Fortunately, history is written by the winners. “We were lucky. We won everything.” Before long, this methodology, built on ideas conceived by Morin, was being cited as a reason for the club’s stunning success. “Edgar Morin himself visited us in Monaco.”
The concept of tactical periodisation – often simplified, ironically, as incorporating the physical training alongside the technical and tactical – is closely associated with Vitor Frade in Porto. Mourinho introduced similar methods to English football with Chelsea.
Caldeira sees all this as strands of the same idea. Starting with Morin. “Vitor Frade was influenced by Edgar Morin. It was a mixture of his experience as a fitness coach and the theoretical ideas of complexity. It is the common background of everyone” he says.
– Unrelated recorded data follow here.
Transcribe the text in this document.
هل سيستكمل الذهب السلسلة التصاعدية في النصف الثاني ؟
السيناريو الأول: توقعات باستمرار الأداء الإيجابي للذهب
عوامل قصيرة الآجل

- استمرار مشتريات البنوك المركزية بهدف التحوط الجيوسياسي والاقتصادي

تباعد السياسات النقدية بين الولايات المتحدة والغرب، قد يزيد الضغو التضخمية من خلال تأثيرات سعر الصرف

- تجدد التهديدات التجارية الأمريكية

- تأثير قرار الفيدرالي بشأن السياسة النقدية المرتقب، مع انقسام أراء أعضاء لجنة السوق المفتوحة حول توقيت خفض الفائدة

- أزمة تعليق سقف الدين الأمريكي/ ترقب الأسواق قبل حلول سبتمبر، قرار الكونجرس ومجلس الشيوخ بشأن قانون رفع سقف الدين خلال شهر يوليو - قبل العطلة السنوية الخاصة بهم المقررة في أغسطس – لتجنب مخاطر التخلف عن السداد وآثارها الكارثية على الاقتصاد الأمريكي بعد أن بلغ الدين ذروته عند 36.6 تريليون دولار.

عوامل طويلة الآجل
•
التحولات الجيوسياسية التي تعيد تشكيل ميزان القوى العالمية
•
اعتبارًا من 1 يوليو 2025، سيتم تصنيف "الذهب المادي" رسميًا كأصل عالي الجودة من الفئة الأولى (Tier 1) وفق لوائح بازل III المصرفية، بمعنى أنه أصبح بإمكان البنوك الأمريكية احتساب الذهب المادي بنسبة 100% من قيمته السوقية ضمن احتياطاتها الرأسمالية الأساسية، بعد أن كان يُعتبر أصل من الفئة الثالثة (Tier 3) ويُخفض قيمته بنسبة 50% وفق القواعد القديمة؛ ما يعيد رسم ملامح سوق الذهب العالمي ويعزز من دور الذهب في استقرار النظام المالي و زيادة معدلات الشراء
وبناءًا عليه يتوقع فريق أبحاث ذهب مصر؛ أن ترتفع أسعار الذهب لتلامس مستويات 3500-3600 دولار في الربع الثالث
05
“Luis Castro was influenced by Frade. Jose Mourinho and Marco Silva are closer to the ideas of the University of Lisbon, influenced by a very important professor there called Manuel Sergio.” Mourinho paid tribute to him when he passed away earlier this year.
“If you listen to all the thinkers, the Portuguese school, the Argentinian school, you will always find that root.” In Spain, the same intellectual process was happening. “All of the physical studies to improve strength and speed were not from football,” says Santos.
“When you understand complexity, you understand that you have to prepare the players for complexity. No two dribbles are the same. You are training for linear actions but football is full of non-linear actions. It is why Paco Seirul·lo never repeats an exercise.”
This infinite complexity is part of football’s appeal. “To understand football is simple but because of the number of interactions, the depth of it and the level of analysis never ends,” concludes Caldeira. “That is why I am still so in love with the game.”
Santos agrees. “It is amazing for me now. Instead of having the recipe, I have to start thinking. In football, there is so much information, so much to consider. It is difficult to feel comfortable with that complexity. But now I feel comfortable with the chaos.
“All because of Edgar Morin.”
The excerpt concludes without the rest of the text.